Dreharbeiten
"Theresienstadt sieht aus wie ein Curort"

Das erfolgreiche heimische Filmteam Nadja Seelich und Bernd Neuburger, das zuletzt den Kinderfilm "Lisa und die Säbelzahntiger" europaweit ins Kino brachte, arbeitet zur Zeit wieder an einem Dokumentarfilm. Die Vorlage für den rund 45minütigen Film mit dem Titel "Theresienstadt sieht aus wie ein Curort" liefert ein einzigartiges Tondokument. Es sind die Aufzeichnungen einer Überlebenden aus dem Konzentrationslager Theresienstadt, die diese 1948 auf Tonband gesprochen hat.

Die in Prag geborene Drehbuchautorin Nadja Seelich und der Salzburger Bernd Neuburger leben und arbeiten seit vielen Jahren in Wien, wo ihre weit über die österreichischen Grenzen hinaus erfolgreichen Kinderfilme "Jonathana und die Hexe", "Ferien mit Silvester" und "Lisa und die Säbelzahntiger" entstanden sind. 1992 drehten Seelich/Neuburger den später preisgekrönten Dokumentarfilm "Sie saß im Glashaus und warf mit Steinen", ein Portrait der Prager Schriftstellerin Jana Cerna, der Tochter von Franz Kafkas Gelieber Milena. Auch in ihrem neuen Dokumentarfilm "Theresienstadt sieht aus wie ein Curort" stellen Seelich/Neuburger ein faszinierendes Frauenschicksal in den Mittelpunkt.

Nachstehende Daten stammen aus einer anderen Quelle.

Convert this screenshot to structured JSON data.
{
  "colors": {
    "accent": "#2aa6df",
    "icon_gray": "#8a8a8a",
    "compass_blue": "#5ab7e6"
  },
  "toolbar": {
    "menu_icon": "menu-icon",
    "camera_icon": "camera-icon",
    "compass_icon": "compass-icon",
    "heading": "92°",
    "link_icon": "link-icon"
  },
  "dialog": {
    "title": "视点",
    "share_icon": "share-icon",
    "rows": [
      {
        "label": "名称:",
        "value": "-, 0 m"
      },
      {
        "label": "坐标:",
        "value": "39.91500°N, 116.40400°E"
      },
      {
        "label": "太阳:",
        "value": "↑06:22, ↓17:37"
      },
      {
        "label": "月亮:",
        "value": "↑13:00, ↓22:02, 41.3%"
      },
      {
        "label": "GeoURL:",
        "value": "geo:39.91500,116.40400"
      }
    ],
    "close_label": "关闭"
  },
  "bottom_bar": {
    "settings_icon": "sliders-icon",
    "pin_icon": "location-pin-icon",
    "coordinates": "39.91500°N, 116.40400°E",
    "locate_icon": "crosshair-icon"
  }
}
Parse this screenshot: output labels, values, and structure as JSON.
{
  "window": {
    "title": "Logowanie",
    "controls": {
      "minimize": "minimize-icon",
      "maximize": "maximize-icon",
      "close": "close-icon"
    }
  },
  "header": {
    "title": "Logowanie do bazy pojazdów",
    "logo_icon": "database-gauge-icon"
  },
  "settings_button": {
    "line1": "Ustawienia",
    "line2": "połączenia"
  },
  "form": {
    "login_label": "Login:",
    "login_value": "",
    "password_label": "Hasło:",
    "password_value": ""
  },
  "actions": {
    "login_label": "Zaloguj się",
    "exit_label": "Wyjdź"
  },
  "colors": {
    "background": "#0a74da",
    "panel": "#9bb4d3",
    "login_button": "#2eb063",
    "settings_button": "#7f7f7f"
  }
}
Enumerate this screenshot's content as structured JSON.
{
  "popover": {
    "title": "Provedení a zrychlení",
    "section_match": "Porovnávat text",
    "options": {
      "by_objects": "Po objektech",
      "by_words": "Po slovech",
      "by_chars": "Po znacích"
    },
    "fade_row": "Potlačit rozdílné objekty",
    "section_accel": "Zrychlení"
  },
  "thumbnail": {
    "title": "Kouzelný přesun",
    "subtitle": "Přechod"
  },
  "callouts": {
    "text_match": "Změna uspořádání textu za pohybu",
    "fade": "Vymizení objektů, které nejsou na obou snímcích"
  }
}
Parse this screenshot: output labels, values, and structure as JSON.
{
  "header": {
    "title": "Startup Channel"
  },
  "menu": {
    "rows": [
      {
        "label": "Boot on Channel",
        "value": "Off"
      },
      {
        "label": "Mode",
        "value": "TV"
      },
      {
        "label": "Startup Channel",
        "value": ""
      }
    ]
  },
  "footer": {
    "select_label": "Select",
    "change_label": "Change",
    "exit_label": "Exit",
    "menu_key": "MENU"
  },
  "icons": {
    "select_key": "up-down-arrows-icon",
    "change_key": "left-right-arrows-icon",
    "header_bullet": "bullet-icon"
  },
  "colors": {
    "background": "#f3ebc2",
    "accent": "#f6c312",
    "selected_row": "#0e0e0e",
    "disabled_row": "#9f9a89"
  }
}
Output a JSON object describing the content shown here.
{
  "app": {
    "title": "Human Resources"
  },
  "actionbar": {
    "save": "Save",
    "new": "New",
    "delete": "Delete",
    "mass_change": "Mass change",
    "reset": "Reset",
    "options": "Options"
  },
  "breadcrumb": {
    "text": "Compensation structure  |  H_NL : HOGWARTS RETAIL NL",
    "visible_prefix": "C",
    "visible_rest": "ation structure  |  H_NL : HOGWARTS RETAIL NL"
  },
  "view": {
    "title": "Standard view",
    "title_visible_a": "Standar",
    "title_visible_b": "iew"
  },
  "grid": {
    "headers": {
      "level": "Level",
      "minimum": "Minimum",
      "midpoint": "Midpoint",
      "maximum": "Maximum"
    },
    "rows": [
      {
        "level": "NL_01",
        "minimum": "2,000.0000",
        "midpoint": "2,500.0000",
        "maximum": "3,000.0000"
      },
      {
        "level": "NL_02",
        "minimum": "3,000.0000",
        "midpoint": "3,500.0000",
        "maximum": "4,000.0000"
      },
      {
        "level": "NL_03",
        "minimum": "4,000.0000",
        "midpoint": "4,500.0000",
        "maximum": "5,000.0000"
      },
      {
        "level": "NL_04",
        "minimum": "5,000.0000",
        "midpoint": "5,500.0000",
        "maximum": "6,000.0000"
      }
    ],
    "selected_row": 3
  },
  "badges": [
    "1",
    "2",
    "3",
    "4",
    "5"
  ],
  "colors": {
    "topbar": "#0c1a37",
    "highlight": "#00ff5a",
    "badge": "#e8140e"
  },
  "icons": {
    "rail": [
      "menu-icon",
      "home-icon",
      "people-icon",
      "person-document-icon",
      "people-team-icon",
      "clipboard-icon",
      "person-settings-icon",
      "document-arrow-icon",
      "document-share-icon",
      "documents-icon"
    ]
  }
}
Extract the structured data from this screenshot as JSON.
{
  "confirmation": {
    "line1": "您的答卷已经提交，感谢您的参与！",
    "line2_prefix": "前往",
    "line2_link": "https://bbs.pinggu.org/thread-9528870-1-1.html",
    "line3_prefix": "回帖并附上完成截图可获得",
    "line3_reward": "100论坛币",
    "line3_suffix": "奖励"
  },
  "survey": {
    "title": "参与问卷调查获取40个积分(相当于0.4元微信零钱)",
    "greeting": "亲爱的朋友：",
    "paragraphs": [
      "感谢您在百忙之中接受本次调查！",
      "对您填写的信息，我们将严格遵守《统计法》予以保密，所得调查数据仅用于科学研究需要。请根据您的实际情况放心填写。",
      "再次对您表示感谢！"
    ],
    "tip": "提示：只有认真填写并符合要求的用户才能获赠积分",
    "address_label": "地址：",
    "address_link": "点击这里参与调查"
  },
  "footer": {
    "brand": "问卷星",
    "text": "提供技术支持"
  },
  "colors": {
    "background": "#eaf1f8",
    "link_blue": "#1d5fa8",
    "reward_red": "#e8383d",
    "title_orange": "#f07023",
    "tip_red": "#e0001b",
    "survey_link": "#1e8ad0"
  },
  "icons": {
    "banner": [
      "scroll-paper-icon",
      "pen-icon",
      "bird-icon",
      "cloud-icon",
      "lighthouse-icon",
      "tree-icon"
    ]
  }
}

Die Geschichte der Josefa Stibitzova ist in mehrerer Hinsicht bemerkenswert. Die Pragerin kam 1942 als bereits 69jährige in das Ghetto Teresienstadt, das für die meisten Juden eine Zwischenstation auf dem Weg in die Gaskammern Polens war. Zweimal entkam Josefa Stibitzova nur knapp einem Vernichtungstransport und überlebte in Theresienstadt trotz ihres hohen Alters. Im NS-Propagandafilm "Der Führer schenkt den Juden eine Stadt" ist Frau Stibitzova vor einer Holzbaracke auf einer Gartenbank sitzend zu sehen. Über die Dreharbeiten berichtete sie damals in einer erhalten gebliebenen Korrespondenzkarte ihrer Familie: "Theresienstadt sieht aus wie ein Curort."

Nadja Seelich: "Im Konzentrationslager Terezin, auf deutsch Theresienstadt, sind zehntausende Menschen umgekommen. Während unserer Recherchen haben wir auch die jetzige Gedenkstätte in Theresienstadt besucht, wo der Film mit geändertem Kommentar den Besuchern gezeigt wird. Selbstverständlich hat Josefa Stibitzova weder musiziert noch gedichtet, wie es die Nazipropaganda den Zuschauern weismachen wollte. Sie hat auf dem Feld gearbeitet, Fische geräuchert oder verfaulte Kartoffeln aussortiert. Im Gegensatz zu ihren Geschwistern hat sie jedoch im Mai 1945 die Befreiung erlebt. Drei Jahre später, kurz nach ihrem 75. Geburtstag, hat Frau Stibitzova ihre Erinnerungen auf Tonband gesprochen. Die ausdrucksstarke Stimme auf dieser fünzig Jahre alten Aufnahme sowie private Fotos und Dokumente sind die sehr persönlichen Ausgangspunkte unseres Films."

Die Dreharbeiten in Tschechien und in Österreich haben Nadja Seelich und Bernd Neuburger soeben abgeschlossen. Produziert wird der Dokumentarfilm von der Wiener Extra-Film mit Geldern des Bundes, des Landes Salzburg und aus dem ORF/Film-Fernsehabkommen.